Imre Hofbauer was born on 5 November 1905 in Mitrovica — then in the Austro-Hungarian Empire, and now part of Kosovo — and grew up in the north, in the region of Tatabanya.  According to his mother, little Imre “could paint before he could speak”.

At the beginning of the 1930s, he went to Prague where he studied architecture until 1933. In order to pay for his tuition, he became a cartoonist for several Czech newspapers.  Simplicissmuss, the famous German satirical weekly, also published some of his work.

Afterwards, he left Prague and went back to Budapest where he worked for the most popular dailies such as Az zest (The Evening) and Budapesti Hirlap (The Budapest Mail).  In 1935, he became the manager of The Athenaeum, a rather important publisher in Central Europe in those days. 

His life became increasingly imperiled because of his satirical cartoons against Hitler’s regime. Escaping the Nazi persecution, he moved to London in 1936, where the newspapers he worked for had sent him for a report, and where his close cousin Alejandro Pollak had been living for a few years. Seduced by the atmosphere of freedom that reigned in the British capital, he never left it, except for some short stays in France, Switzerland and Spain. Frightened by the spectre of impending Nazi aggression against Eastern Europe, his mother – who had remained in Hungary – committed suicide. He never returned to his homeland. Not even in 1964, for his first personal exhibition.

A few years after his arrival in London, World War II broke out. 


“Hof” — as his close friends used to call him — volunteered for the London fire brigade and help the victims of the German air raids. The horrors he witnessed during his service inspired some of his most powerful works, which were sketched in pencil on scraps of paper and published in 1942 as the book Calvary, under the pseudonym “Peregrine”. 

It was his way of denouncing the atrocities of the Third Reich’s crimes, his way of defending human dignity. Despite his predilection for solitude, Hofbauer spent his life defending the helpless and denouncing injustice. Born Jewish, he received a Catholic education, and adopted the New Testament maxim of “love thy neighbour.”

When the war ended, Hof had made London his home, and most of his work was devoted to the city, its buildings, its inhabitants, its everyday life. In addition to the numerous paintings he made on this subject, he published The Other London (1948), a volume of drawings. Eighteen years later, he also collaborated with Richard Church on London, Flower of Cities All (1966). In these two books, his architect’s eye mingled with his humanist view and depicted thrilling portraits of London, with oil paint, Indian ink, and more importantly with watercolour, his favourite technique because of its transparency. Above all, he wanted his paintings to capture and bear witness to an elusive period: London in the second half of the 20th century.

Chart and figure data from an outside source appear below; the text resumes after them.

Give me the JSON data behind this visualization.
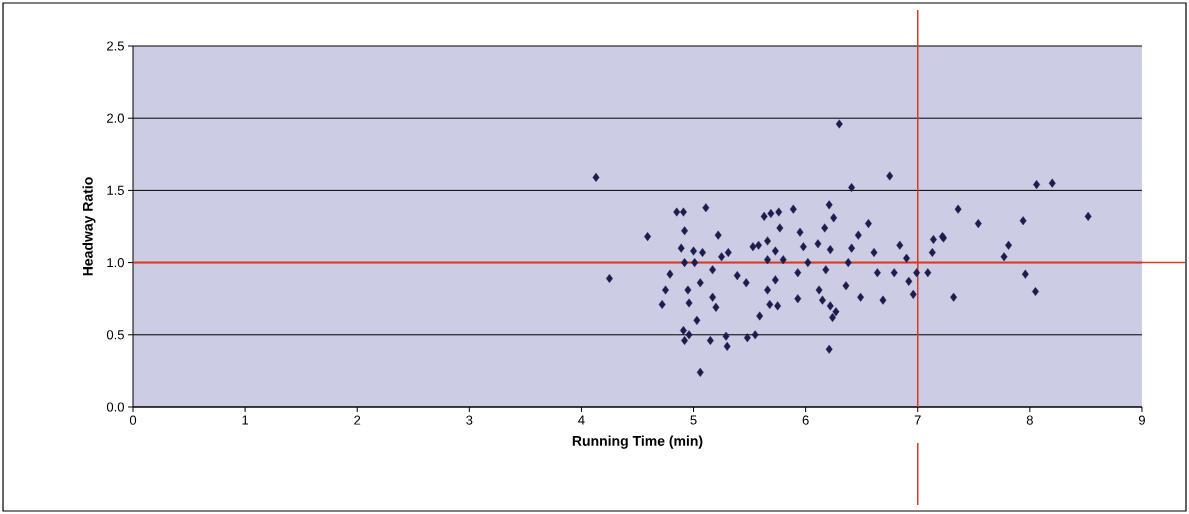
{
  "chart_data": {
    "type": "scatter",
    "xlabel": "Running Time (min)",
    "ylabel": "Headway Ratio",
    "xlim": [
      0,
      9
    ],
    "xticks": [
      0,
      1,
      2,
      3,
      4,
      5,
      6,
      7,
      8,
      9
    ],
    "ylim": [
      0,
      2.5
    ],
    "yticks": [
      {
        "value": 0,
        "label": "0.0"
      },
      {
        "value": 0.5,
        "label": "0.5"
      },
      {
        "value": 1,
        "label": "1.0"
      },
      {
        "value": 1.5,
        "label": "1.5"
      },
      {
        "value": 2,
        "label": "2.0"
      },
      {
        "value": 2.5,
        "label": "2.5"
      }
    ],
    "grid": "y",
    "marker": "diamond",
    "ref_lines": [
      {
        "axis": "x",
        "value": 7,
        "color": "#d83a22"
      },
      {
        "axis": "y",
        "value": 1,
        "color": "#d83a22"
      }
    ],
    "series": [
      {
        "color": "#1c1c4e",
        "x": [
          4.13,
          4.25,
          4.59,
          4.72,
          4.75,
          4.79,
          4.85,
          4.91,
          4.92,
          4.89,
          4.92,
          5.0,
          5.08,
          5.11,
          5.01,
          4.95,
          4.91,
          4.92,
          4.96,
          5.03,
          4.96,
          5.06,
          5.17,
          5.2,
          5.17,
          5.22,
          5.25,
          5.31,
          5.15,
          5.29,
          5.3,
          5.06,
          5.48,
          5.55,
          5.39,
          5.47,
          5.53,
          5.58,
          5.66,
          5.63,
          5.69,
          5.76,
          5.77,
          5.66,
          5.73,
          5.8,
          5.73,
          5.66,
          5.68,
          5.59,
          5.75,
          5.89,
          5.95,
          5.93,
          5.93,
          5.98,
          6.02,
          6.11,
          6.17,
          6.21,
          6.25,
          6.22,
          6.18,
          6.12,
          6.15,
          6.22,
          6.27,
          6.24,
          6.21,
          6.3,
          6.36,
          6.38,
          6.41,
          6.47,
          6.41,
          6.49,
          6.56,
          6.61,
          6.64,
          6.69,
          6.75,
          6.79,
          6.84,
          6.9,
          6.92,
          6.96,
          6.99,
          7.09,
          7.13,
          7.14,
          7.23,
          7.36,
          7.54,
          7.94,
          8.52,
          8.06,
          8.2,
          7.81,
          7.77,
          7.96,
          8.05,
          7.32,
          7.22
        ],
        "values": [
          1.59,
          0.89,
          1.18,
          0.71,
          0.81,
          0.92,
          1.35,
          1.35,
          1.22,
          1.1,
          1.0,
          1.08,
          1.07,
          1.38,
          1.0,
          0.81,
          0.53,
          0.46,
          0.5,
          0.6,
          0.72,
          0.86,
          0.76,
          0.69,
          0.95,
          1.19,
          1.04,
          1.07,
          0.46,
          0.49,
          0.42,
          0.24,
          0.48,
          0.5,
          0.91,
          0.86,
          1.11,
          1.12,
          1.15,
          1.32,
          1.34,
          1.35,
          1.24,
          1.02,
          1.08,
          1.02,
          0.88,
          0.81,
          0.71,
          0.63,
          0.7,
          1.37,
          1.21,
          0.93,
          0.75,
          1.11,
          1.0,
          1.13,
          1.24,
          1.4,
          1.31,
          1.09,
          0.95,
          0.81,
          0.74,
          0.7,
          0.66,
          0.62,
          0.4,
          1.96,
          0.84,
          1.0,
          1.1,
          1.19,
          1.52,
          0.76,
          1.27,
          1.07,
          0.93,
          0.74,
          1.6,
          0.93,
          1.12,
          1.03,
          0.87,
          0.78,
          0.93,
          0.93,
          1.07,
          1.16,
          1.17,
          1.37,
          1.27,
          1.29,
          1.32,
          1.54,
          1.55,
          1.12,
          1.04,
          0.92,
          0.8,
          0.76,
          1.18
        ]
      }
    ]
  }
}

Although Imre Hofbauer’s painting is steeped in London aesthetic, Hungary is also a big part of his work. Several motifs referred to memories of his childhood and youth in Hungary. In addition to the hundreds of paintings he made, several of the books he wrote and/or illustrated reveal this nostalgia: Bababukra (1947), in which he gives flamboyant descriptions of his country, and My Little Englishman (1945), a quasi autobiographic tale. 

Moreover, two of the recurring topics in Hofbauer’s work are fishermen and miners, another allusion to his background: his father, a sailor, died at sea when Hofbauer was just a child, and Tatabanya, the town where he grew up, was a mining region.  

As for the artists that inspired Hofbauer, we know that among his contemporaries, he particularly admired George Grosz (he even edited a book on Grosz’s work) and Jules Pascin.  However, he remained unimpressed by recent trends like Surrealism, Post-Modernism, Cubism, or Dadaism. He steered clear from all artistic currents: he wanted to be himself, detached from fashions and schools, and was continually exploring new paths. In one of the scrapbooks found in his studio after he died, he wrote: “The unspoken ideal to draw well, realistically; drawing for drawing’s sake, as did the masters of bygone days…” He invented a special technique with translucent film material he fabricated by himself, and which allowed him to find varied and subtle shades. After his death, hundreds of proofs were found in his studio. 

During the last three years of his life, Imre Hofbauer — who used to be very athletic — could no longer carry on with his usual lifestyle and was unable to finish several paintings and manuscripts that he had started. Hofbauer’s vision of art became dark and pessimistic during the last years of his life. Among his unfinished work, is the book On Teaching Art, an essay where he stated his personal views:  “While speaking on the subject, I realize that it is harder to say than it seemed during the many years it has lived in me. So, let me state the important facet that most probably does not emerge till one spells it out: draughtmanship has shrunk.”

Imre Hofbauer died on January 5, 1989. He was 84. 

Immediately, his deeply humanist work was scattered around the world, through Europe and the United States. He received eight international prizes. All his life, he advocated for art’s grandest vision, and all who knew him knew that he was his own harshest critic, both in his work and in his private life.

Slowly and quietly, he had painted voiceless souls and given birth to thousands of pieces of art, that can now be found in dozens of private collections worldwide.